As Russia and India trade more across Central Asia and the South Caucasus via the North-South Transport Corridor, Russian-Iranian coordination will naturally expand in those regions too.
Iranian Deputy Foreign Minister Ali Baqeri told reporters in Moscow on Sunday that he and his Russian counterparts have formulated mechanisms for expanding coordination across a wide range of regions. According to him, “The relations between Iran and Russia are not confined to the issue of Syria. Tehran and Moscow are engaged in very good cooperation in the sphere of the Caucasus, as the 3+3 format is a very good model for creating regional security in the Caucasus.”
He was also reported to have referenced Russian-Iranian cooperation in Afghanistan during the latest multilateral meeting in Moscow on this issue, which importantly included a trilateral one between their countries and India. The emerging trend is that these two multipolar Great Powers have expanded their cooperation from the Levant to Central Asia and the South Caucasus, which speaks to Iran’s major role in the global systemic transition.
The sanctions that the US-led West’s Golden Billion imposed on Russia after the onset of its special operation inadvertently accelerated the grand strategic convergence between that targeted country and Iran. This occurred due to the simple logic of both of them being victimized by that de facto New Cold War bloc’s policy of maximum pressure but it was also driven by India’s rising role in Russian grand strategy after it become Moscow’s alternative valve from Western pressure.

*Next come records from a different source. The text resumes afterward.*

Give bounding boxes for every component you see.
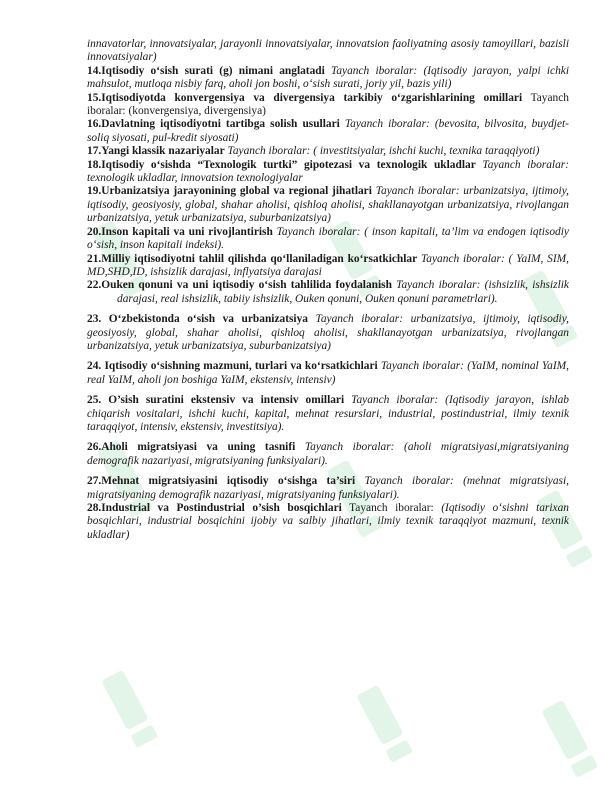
item-label: Tayanch iboralar: (87, 91, 569, 118)
item-label: Tayanch iboralar: (315, 313, 404, 326)
item-number: 27. (87, 475, 102, 488)
item-label: Tayanch iboralar: (331, 64, 418, 77)
item-label: Tayanch iboralar: (344, 118, 430, 131)
list-item (87, 253, 569, 280)
item-number: 18. (87, 158, 102, 171)
item-number: 22. (87, 279, 102, 292)
item-keywords: (mehnat migratsiyasi, migratsiyaning demografik nazariyasi, migratsiyaning funksiyalari). (87, 475, 569, 501)
item-keywords: (konvergensiya, divergensiya) (128, 105, 266, 118)
item-number: 24. (87, 360, 102, 373)
item-keywords: (Iqtisodiy jarayon, ishlab chiqarish vositalari, ishchi kuchi, kapital, mehnat resurslari, industrial, postindustrial, ilmiy texnik taraqqiyot, intensiv, ekstensiv, investitsiya). (87, 394, 569, 433)
item-label: Tayanch iboralar: (375, 185, 460, 198)
item-number: 19. (87, 185, 102, 198)
item-keywords: (Iqtisodiy jarayon, yalpi ichki mahsulot, mutloqa nisbiy farq, aholi jon boshi, o‘sish surati, joriy yil, bazis yili) (87, 64, 569, 91)
list-item (87, 92, 569, 119)
item-label: Tayanch iboralar: (227, 145, 311, 158)
list-item (87, 313, 569, 353)
list-item (87, 441, 569, 468)
item-label: Tayanch iboralar: (304, 441, 395, 454)
list-item (87, 475, 569, 502)
item-heading: Ouken qonuni va uni iqtisodiy o‘sish tahlilida foydalanish (101, 279, 392, 292)
item-keywords: (ishsizlik, ishsizlik darajasi, real ishsizlik, tabiiy ishsizlik, Ouken qonuni, Ouken qonuni parametrlari). (117, 279, 569, 305)
item-heading: Milliy iqtisodiyotni tahlil qilishda qo‘llaniladigan ko‘rsatkichlar (101, 252, 418, 265)
item-heading: O’sish suratini ekstensiv va intensiv omillari (108, 394, 345, 407)
item-number: 20. (87, 225, 102, 238)
list-item (87, 65, 569, 92)
intro-line: innavatorlar, innovatsiyalar, jarayonli innovatsiyalar, innovatsion faoliyatning asosiy tamoyillari, bazisli innovatsiyalar) (87, 38, 569, 64)
item-heading: Industrial va Postindustrial o’sish bosqichlari (101, 502, 342, 514)
item-label: Tayanch iboralar: (380, 360, 465, 373)
item-number: 26. (87, 441, 102, 454)
item-heading: Iqtisodiy o‘sishning mazmuni, turlari va ko‘rsatkichlari (104, 360, 378, 373)
item-keywords: urbanizatsiya, ijtimoiy, iqtisodiy, geosiyosiy, global, shahar aholisi, qishloq aholisi, shakllanayotgan urbanizatsiya, rivojlangan urbanizatsiya, yetuk urbanizatsiya, suburbanizatsiya) (87, 185, 569, 225)
item-keywords: (Iqtisodiy o‘sishni tarixan bosqichlari, industrial bosqichini ijobiy va salbiy jihatlari, ilmiy texnik taraqqiyot mazmuni, texnik ukladlar) (87, 502, 569, 541)
item-keywords: urbanizatsiya, ijtimoiy, iqtisodiy, geosiyosiy, global, shahar aholisi, qishloq aholisi, shakllanayotgan urbanizatsiya, rivojlangan urbanizatsiya, yetuk urbanizatsiya, suburbanizatsiya) (87, 313, 569, 352)
item-keywords: ( inson kapitali, ta’lim va endogen iqtisodiy o‘sish, inson kapitali indeksi). (87, 225, 569, 252)
list-item (87, 394, 569, 434)
item-label: Tayanch iboralar: (351, 394, 439, 407)
list-item (87, 502, 569, 542)
item-heading: Davlatning iqtisodiyotni tartibga solish usullari (101, 118, 340, 131)
document-body (87, 38, 569, 542)
item-label: Tayanch iboralar: (364, 475, 454, 488)
item-heading: Yangi klassik nazariyalar (101, 145, 225, 158)
item-number: 25. (87, 394, 102, 407)
item-heading: Inson kapitali va uni rivojlantirish (101, 225, 273, 238)
list-item (87, 145, 569, 158)
item-keywords: (YaIM, nominal YaIM, real YaIM, aholi jon boshiga YaIM, ekstensiv, intensiv) (87, 360, 569, 386)
item-number: 23. (87, 313, 102, 326)
list-item (87, 185, 569, 225)
item-label: Tayanch iboralar: (421, 252, 505, 265)
item-label: Tayanch iboralar: (276, 225, 361, 238)
item-keywords: (aholi migratsiyasi,migratsiyaning demografik nazariyasi, migratsiyaning funksiyalari). (87, 441, 569, 467)
item-heading: Mehnat migratsiyasini iqtisodiy o‘sishga ta’siri (101, 475, 356, 488)
item-heading: Urbanizatsiya jarayonining global va regional jihatlari (101, 185, 372, 198)
item-number: 15. (87, 91, 102, 104)
item-heading: Iqtisodiyotda konvergensiya va divergensiya tarkibiy o‘zgarishlarining omillari (101, 91, 523, 104)
item-number: 28. (87, 502, 102, 514)
item-heading: Iqtisodiy o‘sishda “Texnologik turtki” gipotezasi va texnologik ukladlar (101, 158, 476, 171)
item-heading: O‘zbekistonda o‘sish va urbanizatsiya (108, 313, 308, 326)
list-item (87, 226, 569, 253)
item-heading: Aholi migratsiyasi va uning tasnifi (101, 441, 296, 454)
item-number: 16. (87, 118, 102, 131)
item-label: Tayanch iboralar: (349, 502, 434, 514)
list-item (87, 360, 569, 387)
list-item (87, 159, 569, 186)
item-label: Tayanch iboralar: (396, 279, 481, 292)
item-number: 17. (87, 145, 102, 158)
item-number: 14. (87, 64, 102, 77)
item-keywords: ( investitsiyalar, ishchi kuchi, texnika taraqqiyoti) (313, 145, 540, 158)
item-keywords: texnologik ukladlar, innovatsion texnologiyalar (87, 172, 303, 185)
item-number: 21. (87, 252, 102, 265)
item-heading: Iqtisodiy o‘sish surati (g) nimani anglatadi (101, 64, 325, 77)
list-item (87, 118, 569, 145)
item-keywords: ( YaIM, SIM, MD,SHD,ID, ishsizlik darajasi, inflyatsiya darajasi (87, 252, 569, 278)
item-keywords: (bevosita, bilvosita, buydjet-soliq siyosati, pul-kredit siyosati) (87, 118, 569, 144)
item-label: Tayanch iboralar: (482, 158, 569, 171)
list-item (87, 279, 569, 306)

Intrepid readers can learn about that in this hyperlinked analysis that enumerates nearly four dozen related pieces over the past year that go far beyond the scope of the present article, but the primary point is that Iran serves as the natural geo-economic bridge between these two Great Powers, not to mention a promising energy one too. In light of Russia’s reported request for India to scale its exports by five times, it makes perfect sense that Russian-Iranian coordination will also expand as a result.
This development adds strategic context to their ties since the North-South Transport Corridor (NSTC) that’ll facilitate Russian-Indian trade runs through Iran, thus enabling those three to jointly create a third pole of influence for breaking through International Relations’ present bi-multipolar impasse defined by the Sino-American superpower duopoly. As Russia and India trade more across Central Asia and the South Caucasus via the NSTC, Russian-Iranian coordination will naturally expand in those regions too.
That explains why the Iranian Deputy Foreign Minister just visited Moscow with the intent of formulating mechanisms to that end in those two parts of Eurasia between them, which builds upon their prior successful coordination in the centrally positioned Levantine state of Syria. Observers should therefore expect Iran to play a greater role in Central Asia and the South Caucasus across the coming future as Russia opens the door for it there in order to accelerate multipolar processes.